04-21-2011, 06:36 AM
Today was my OHP day.

Been doing a lot of work with Clint Darden lately. He is helping me a ton on both training and nutrition.

dynamic upper body warm up
upper body stretching


i was really hoping to get 10 on the last set. but it was a no-go. oh well. at least i hit the prescribed reps.
here is the video:


standing GHR abs with 2 green bands

lat pull down
dont remember the weights, i changed it every set, the first 2 sets were easy to get, last 2 i struggled to get 8

cable rope tricep pull downs
w/ 10 sec rest between sets
varied the weight, kept it easy but was just going for a burn/pump

walked the dogs again last night, went 2.75 miles with them. not as fast yesterday, but better than nothing.

friday is squats.

04-25-2011, 02:24 PM
squat bench and deadlift this week

didnt update..sorry

weight is down to 252. NICE!

friday - squatting



video: will be posted soon



saturday - bench



kb rows


tricep rope


getting a pump/burn

only 10 secs rest

monday - deadlift





very hot

in the 90s in the gym. its killing me. being doing my abs at home with bands

and my cardio is being down just walking about 2.75 miles every night

wednesday is OHP

Brian Hopper
04-25-2011, 02:39 PM
Nice work in here!!!

05-25-2011, 05:52 AM
hey everyone, sorry i havent updated in about a month. here are some updates:

finally found a legit guy in north carolina to train with. hes known on here as j_byrd i believe. crazy strong guy and helping me out a ton.

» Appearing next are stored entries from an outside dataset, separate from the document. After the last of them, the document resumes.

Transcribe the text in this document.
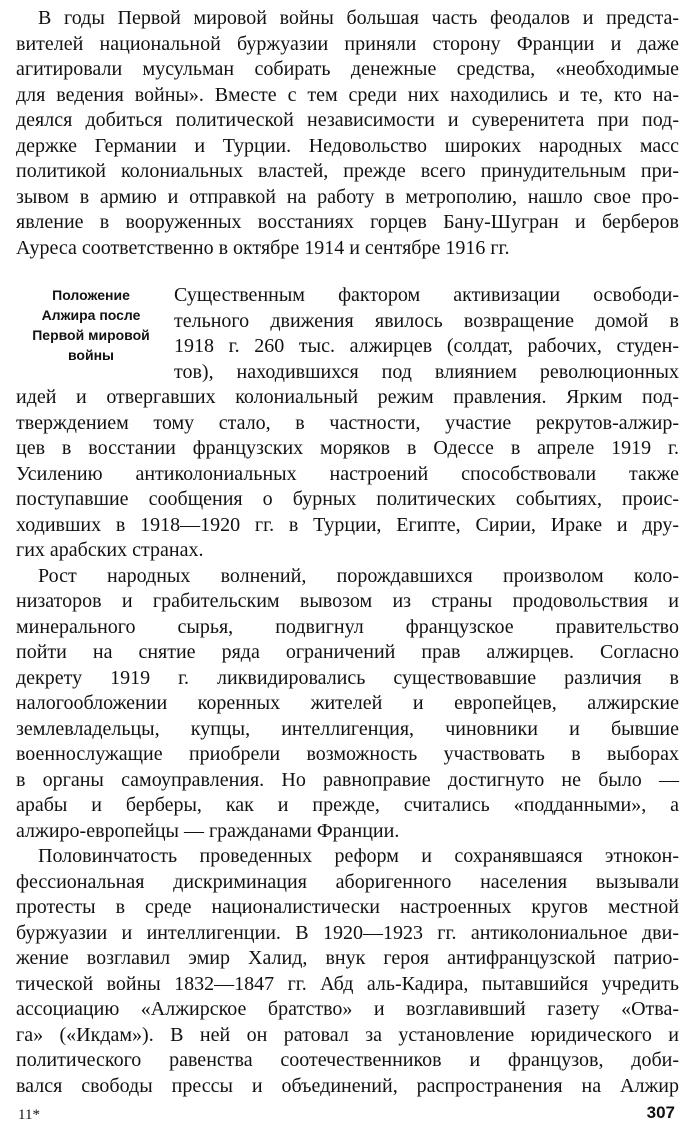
В годы Первой мировой войны большая часть феодалов и предста-
вителей национальной буржуазии приняли сторону Франции и даже
агитировали мусульман собирать денежные средства, «необходимые
для ведения войны». Вместе с тем среди них находились и те, кто на-
деялся добиться политической независимости и суверенитета при под-
держке Германии и Турции. Недовольство широких народных масс
политикой колониальных властей, прежде всего принудительным при-
зывом в армию и отправкой на работу в метрополию, нашло свое про-
явление в вооруженных восстаниях горцев Бану-Шугран и берберов
Ауреса соответственно в октябре 1914 и сентябре 1916 гг.
Положение
Алжира после
Первой мировой
войны
Существенным фактором активизации освободи-
тельного движения явилось возвращение домой в
1918 г. 260 тыс. алжирцев (солдат, рабочих, студен-
тов), находившихся под влиянием революционных
идей и отвергавших колониальный режим правления. Ярким под-
тверждением тому стало, в частности, участие рекрутов-алжир-
цев в восстании французских моряков в Одессе в апреле 1919 г.
Усилению антиколониальных настроений способствовали также
поступавшие сообщения о бурных политических событиях, проис-
ходивших в 1918—1920 гг. в Турции, Египте, Сирии, Ираке и дру-
гих арабских странах.
Рост народных волнений, порождавшихся произволом коло-
низаторов и грабительским вывозом из страны продовольствия и
минерального сырья, подвигнул французское правительство
пойти на снятие ряда ограничений прав алжирцев. Согласно
декрету 1919 г. ликвидировались существовавшие различия в
налогообложении коренных жителей и европейцев, алжирские
землевладельцы, купцы, интеллигенция, чиновники и бывшие
военнослужащие приобрели возможность участвовать в выборах
в органы самоуправления. Но равноправие достигнуто не было —
арабы и берберы, как и прежде, считались «подданными», а
алжиро-европейцы — гражданами Франции.
Половинчатость проведенных реформ и сохранявшаяся этнокон-
фессиональная дискриминация аборигенного населения вызывали
протесты в среде националистически настроенных кругов местной
буржуазии и интеллигенции. В 1920—1923 гг. антиколониальное дви-
жение возглавил эмир Халид, внук героя антифранцузской патрио-
тической войны 1832—1847 гг. Абд аль-Кадира, пытавшийся учредить
ассоциацию «Алжирское братство» и возглавивший газету «Отва-
га» («Икдам»). В ней он ратовал за установление юридического и
политического равенства соотечественников и французов, доби-
вался свободы прессы и объединений, распространения на Алжир
11*	307
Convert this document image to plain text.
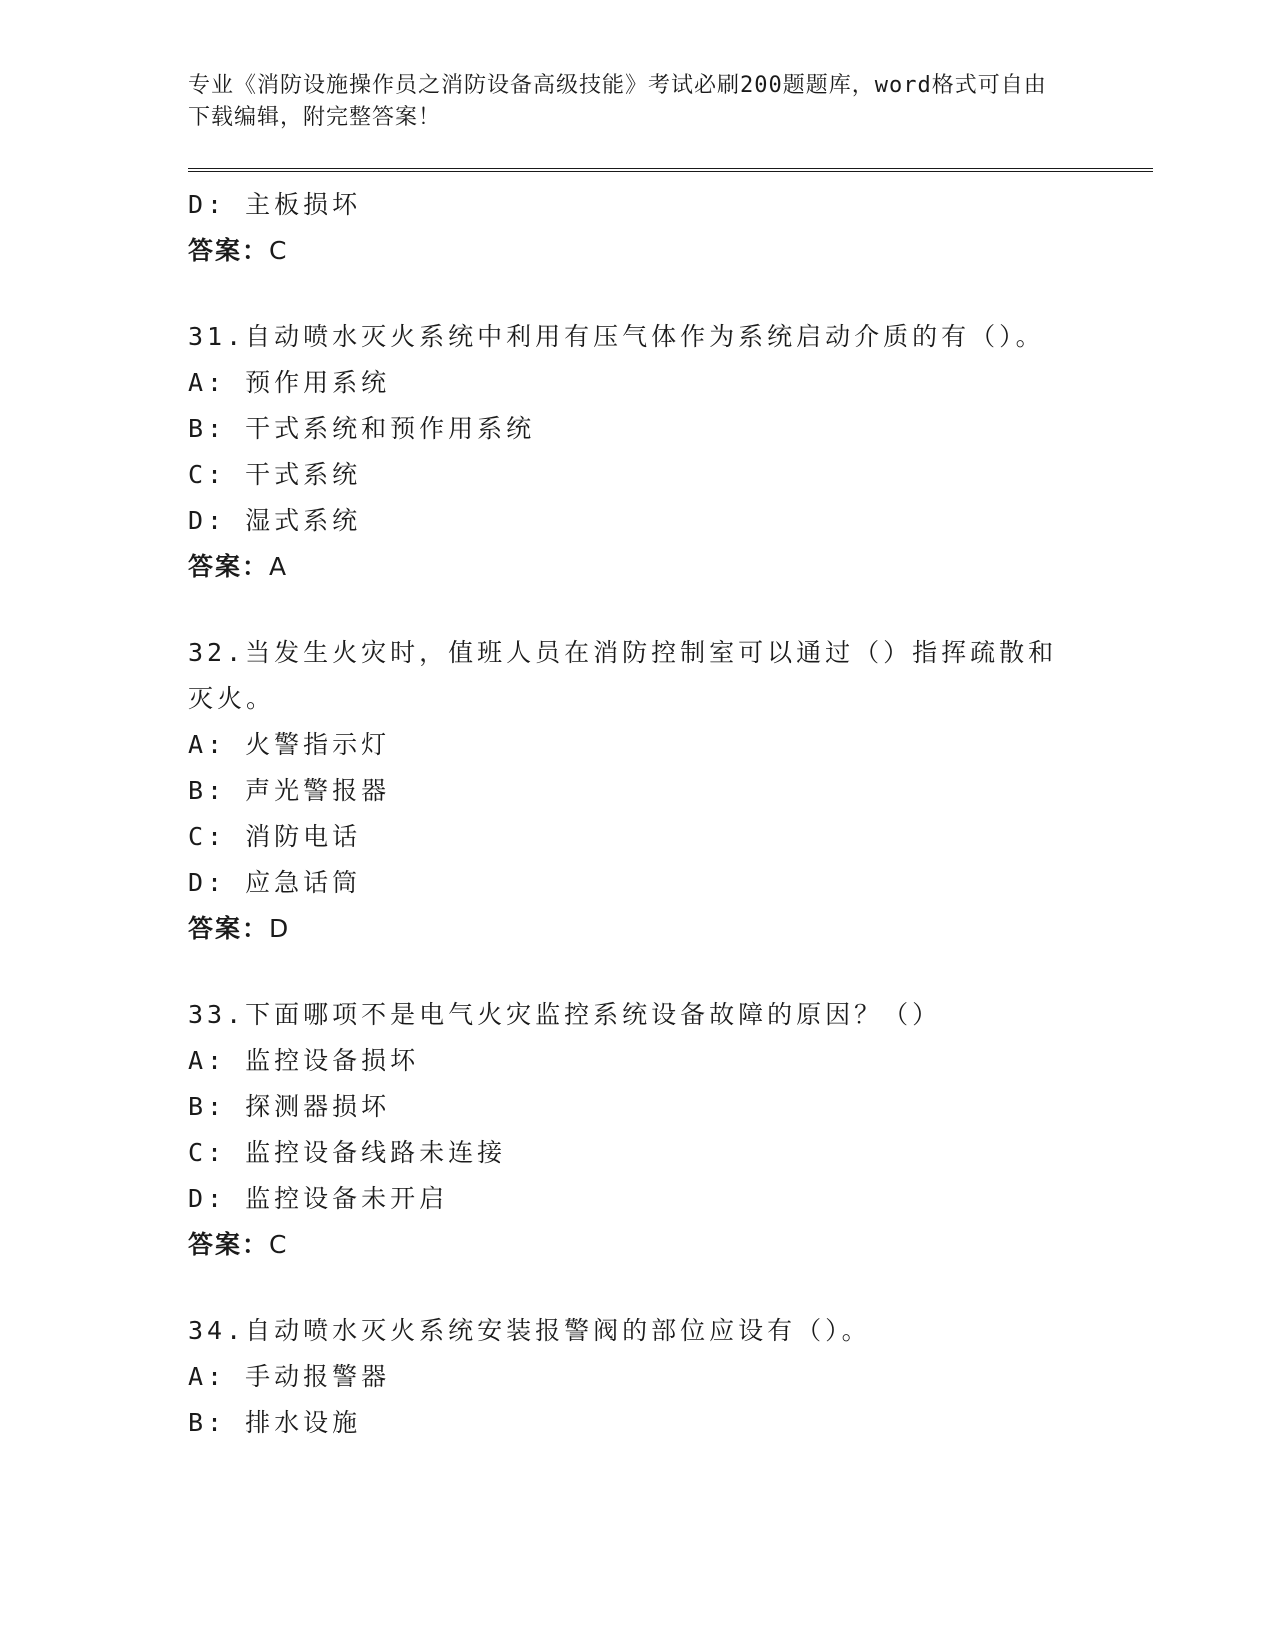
专业《消防设施操作员之消防设备高级技能》考试必刷200题题库，word格式可自由下载编辑，附完整答案！
D: 主板损坏
答案：C
31.自动喷水灭火系统中利用有压气体作为系统启动介质的有（）。
A: 预作用系统
B: 干式系统和预作用系统
C: 干式系统
D: 湿式系统
答案：A
32.当发生火灾时，值班人员在消防控制室可以通过（）指挥疏散和灭火。
A: 火警指示灯
B: 声光警报器
C: 消防电话
D: 应急话筒
答案：D
33.下面哪项不是电气火灾监控系统设备故障的原因？（）
A: 监控设备损坏
B: 探测器损坏
C: 监控设备线路未连接
D: 监控设备未开启
答案：C
34.自动喷水灭火系统安装报警阀的部位应设有（）。
A: 手动报警器
B: 排水设施
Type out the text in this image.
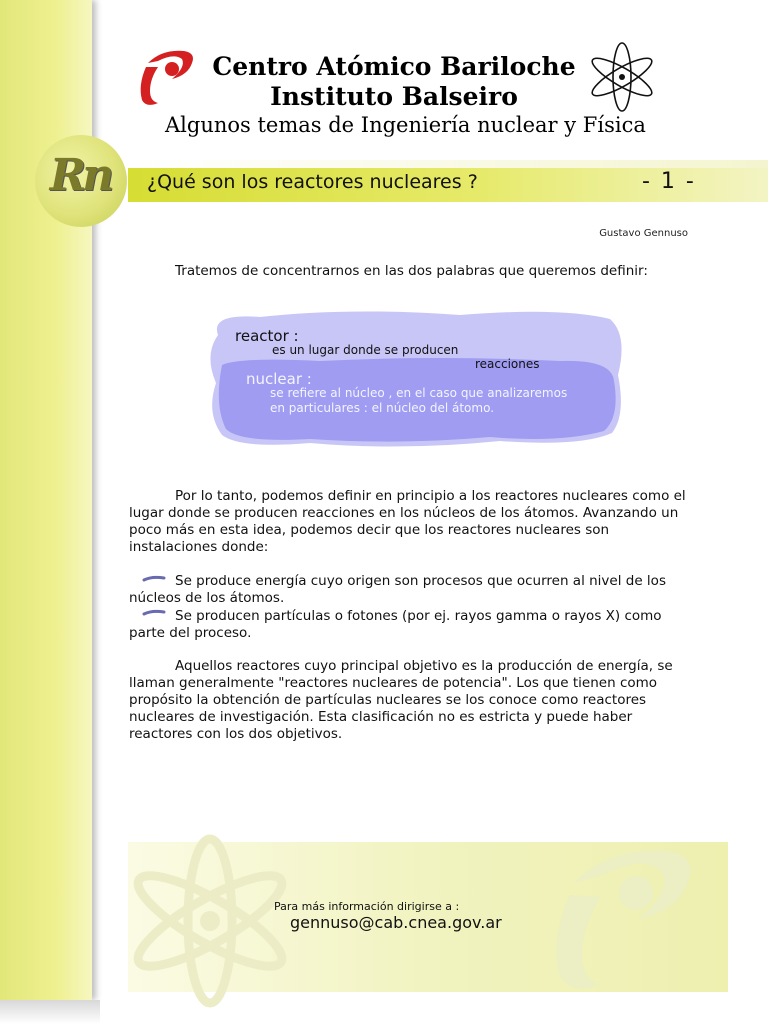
Centro Atómico Bariloche
Instituto Balseiro
Algunos temas de Ingeniería nuclear y Física
Rn	¿Qué son los reactores nucleares ?	- 1 -
Gustavo Gennuso
Tratemos de concentrarnos en las dos palabras que queremos definir:
reactor :
es un lugar donde se producen
reacciones
nuclear :
se refiere al núcleo , en el caso que analizaremos
en particulares : el núcleo del átomo.
Por lo tanto, podemos definir en principio a los reactores nucleares como el lugar donde se producen reacciones en los núcleos de los átomos. Avanzando un poco más en esta idea, podemos decir que los reactores nucleares son instalaciones donde:
Se produce energía cuyo origen son procesos que ocurren al nivel de los núcleos de los átomos.
Se producen partículas o fotones (por ej. rayos gamma o rayos X) como parte del proceso.
Aquellos reactores cuyo principal objetivo es la producción de energía, se llaman generalmente "reactores nucleares de potencia". Los que tienen como propósito la obtención de partículas nucleares se los conoce como reactores nucleares de investigación. Esta clasificación no es estricta y puede haber reactores con los dos objetivos.
Para más información dirigirse a :
gennuso@cab.cnea.gov.ar
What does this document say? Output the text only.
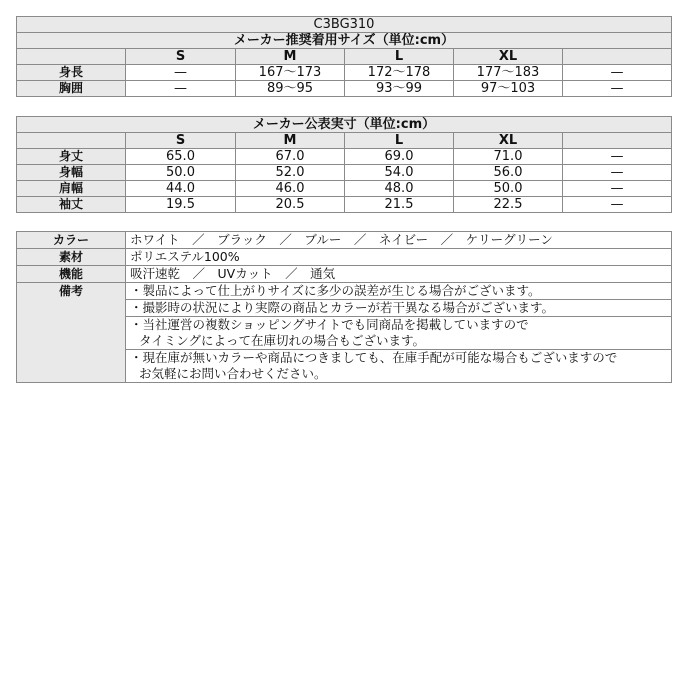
C3BG310					
メーカー推奨着用サイズ（単位:cm）					
	S	M	L	XL	
身長	—	167～173	172～178	177～183	—
胸囲	—	89～95	93～99	97～103	—
メーカー公表実寸（単位:cm）					
	S	M	L	XL	
身丈	65.0	67.0	69.0	71.0	—
身幅	50.0	52.0	54.0	56.0	—
肩幅	44.0	46.0	48.0	50.0	—
袖丈	19.5	20.5	21.5	22.5	—
カラー	ホワイト　／　ブラック　／　ブルー　／　ネイビー　／　ケリーグリーン
素材	ポリエステル100%
機能	吸汗速乾　／　UVカット　／　通気
備考	・製品によって仕上がりサイズに多少の誤差が生じる場合がございます。
	・撮影時の状況により実際の商品とカラーが若干異なる場合がございます。

	・当社運営の複数ショッピングサイトでも同商品を掲載していますので
タイミングによって在庫切れの場合もございます。

	・現在庫が無いカラーや商品につきましても、在庫手配が可能な場合もございますので
お気軽にお問い合わせください。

monday was my first bench training session with them:

2xa bunch@135

db flat bench
1x2 shy of failure @55/65/75

and that was it. went back to the gym on base on tuesday to get some more upper body accessory stuff in
rolling triceps 3x8@35s
standing swiss bar rows 2x10@165
face pulls 3x20@25/30
seated cable rows 3x10@160
standing curls 3x8@25

today (wednesday) is a rest day

tomorrow (thursday) ill be going back to train with Byrd and his crew for squats. ill try to get some videos of everyone training.
Byrd should be working up to a pretty awesome 750+ pound squat in a titan single ply suit.

im going to be working on doubles probably closer to 315 tho. haha, baby weight to these guys.

Brian Hopper
05-25-2011, 06:19 AM
That's cool you found someone to train with. Are you still going to do the Juggernaut Method?